Each of these is avoidable with early planning, ideally at the time a foreign owner first lists a property rather than after an offer is already in hand.

Working Through FIRPTA With the Right Team

FIRPTA is a federal tax mechanism, not a real estate negotiation point, but it shapes the transaction in ways that affect price expectations, closing timelines, and how much cash a seller actually walks away with.
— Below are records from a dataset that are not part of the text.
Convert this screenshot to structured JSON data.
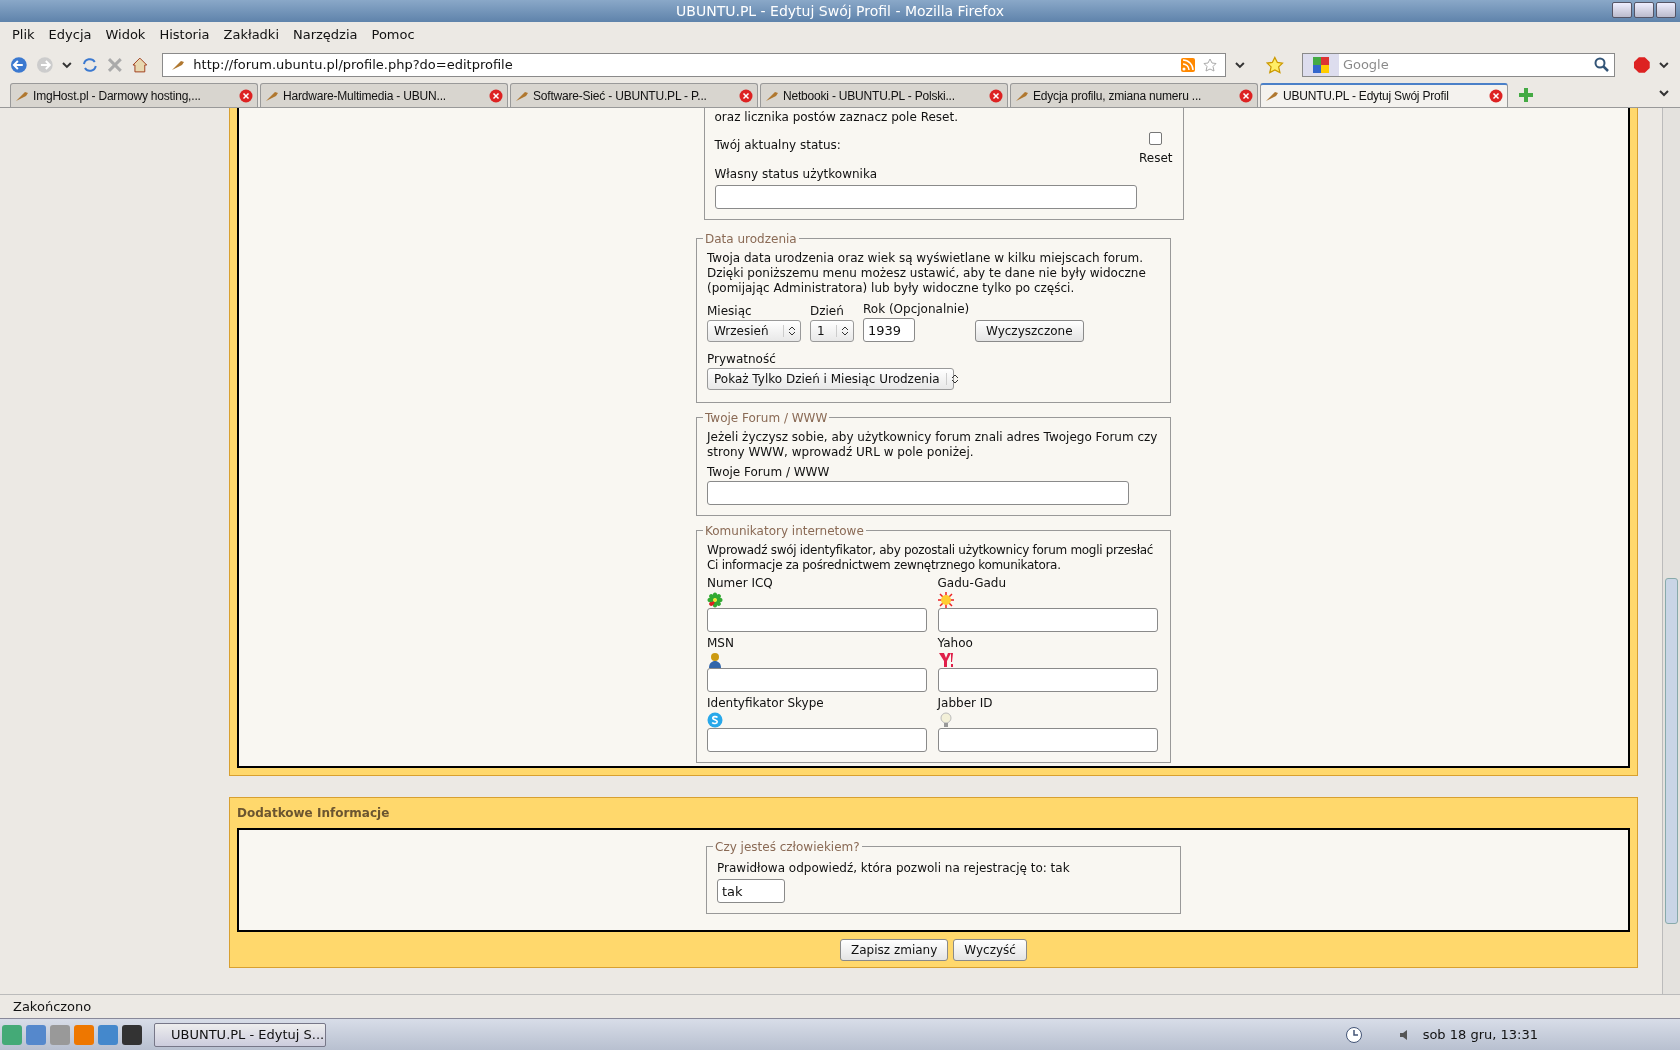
{
  "window": {
    "title": "UBUNTU.PL - Edytuj Swój Profil - Mozilla Firefox"
  },
  "menu": [
    "Plik",
    "Edycja",
    "Widok",
    "Historia",
    "Zakładki",
    "Narzędzia",
    "Pomoc"
  ],
  "address": {
    "value": "http://forum.ubuntu.pl/profile.php?do=editprofile"
  },
  "search": {
    "placeholder": "Google"
  },
  "tabs": [
    {
      "label": "ImgHost.pl - Darmowy hosting,...",
      "selected": false
    },
    {
      "label": "Hardware-Multimedia - UBUN...",
      "selected": false
    },
    {
      "label": "Software-Sieć - UBUNTU.PL - P...",
      "selected": false
    },
    {
      "label": "Netbooki - UBUNTU.PL - Polski...",
      "selected": false
    },
    {
      "label": "Edycja profilu, zmiana numeru ...",
      "selected": false
    },
    {
      "label": "UBUNTU.PL - Edytuj Swój Profil",
      "selected": true
    }
  ],
  "status_section": {
    "intro": "oraz licznika postów zaznacz pole Reset.",
    "current_label": "Twój aktualny status:",
    "reset": {
      "label": "Reset",
      "checked": false
    },
    "custom_label": "Własny status użytkownika"
  },
  "birthday": {
    "legend": "Data urodzenia",
    "text": "Twoja data urodzenia oraz wiek są wyświetlane w kilku miejscach forum. Dzięki poniższemu menu możesz ustawić, aby te dane nie były widoczne (pomijając Administratora) lub były widoczne tylko po części.",
    "month_label": "Miesiąc",
    "month": "Wrzesień",
    "day_label": "Dzień",
    "day": "1",
    "year_label": "Rok (Opcjonalnie)",
    "year": "1939",
    "clear_button": "Wyczyszczone",
    "privacy_label": "Prywatność",
    "privacy": "Pokaż Tylko Dzień i Miesiąc Urodzenia"
  },
  "website": {
    "legend": "Twoje Forum / WWW",
    "text": "Jeżeli życzysz sobie, aby użytkownicy forum znali adres Twojego Forum czy strony WWW, wprowadź URL w pole poniżej.",
    "field_label": "Twoje Forum / WWW"
  },
  "messengers": {
    "legend": "Komunikatory internetowe",
    "text": "Wprowadź swój identyfikator, aby pozostali użytkownicy forum mogli przesłać Ci informacje za pośrednictwem zewnętrznego komunikatora.",
    "fields": [
      {
        "label": "Numer ICQ",
        "kind": "flower"
      },
      {
        "label": "Gadu-Gadu",
        "kind": "sun"
      },
      {
        "label": "MSN",
        "kind": "person"
      },
      {
        "label": "Yahoo",
        "kind": "yahoo"
      },
      {
        "label": "Identyfikator Skype",
        "kind": "skype"
      },
      {
        "label": "Jabber ID",
        "kind": "bulb"
      }
    ]
  },
  "extra": {
    "title": "Dodatkowe Informacje",
    "legend": "Czy jesteś człowiekiem?",
    "question": "Prawidłowa odpowiedź, która pozwoli na rejestrację to: tak",
    "answer": "tak"
  },
  "buttons": [
    "Zapisz zmiany",
    "Wyczyść"
  ],
  "status_bar": "Zakończono",
  "taskbar": {
    "window": "UBUNTU.PL - Edytuj S...",
    "clock": "sob 18 gru, 13:31"
  }
}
A seller who understands the tiers, applies for a withholding certificate when it makes sense, and lines up a qualified tax preparer before listing avoids the surprise of watching a large share of proceeds disappear into escrow for months.

At MJI Realty Group, we work with international owners across Miami-Dade, Broward, and Palm Beach who are selling estates, waterfront properties, and premium commercial holdings, and we coordinate early with closing attorneys and tax professionals so FIRPTA is planned for rather than discovered at the closing table. Real estate decisions depend on individual circumstances, and this is general information, not legal, tax, or investment advice for your specific situation. Foreign sellers should work with a qualified U.S. tax attorney or CPA before listing a property to understand exactly how FIRPTA will apply to their sale.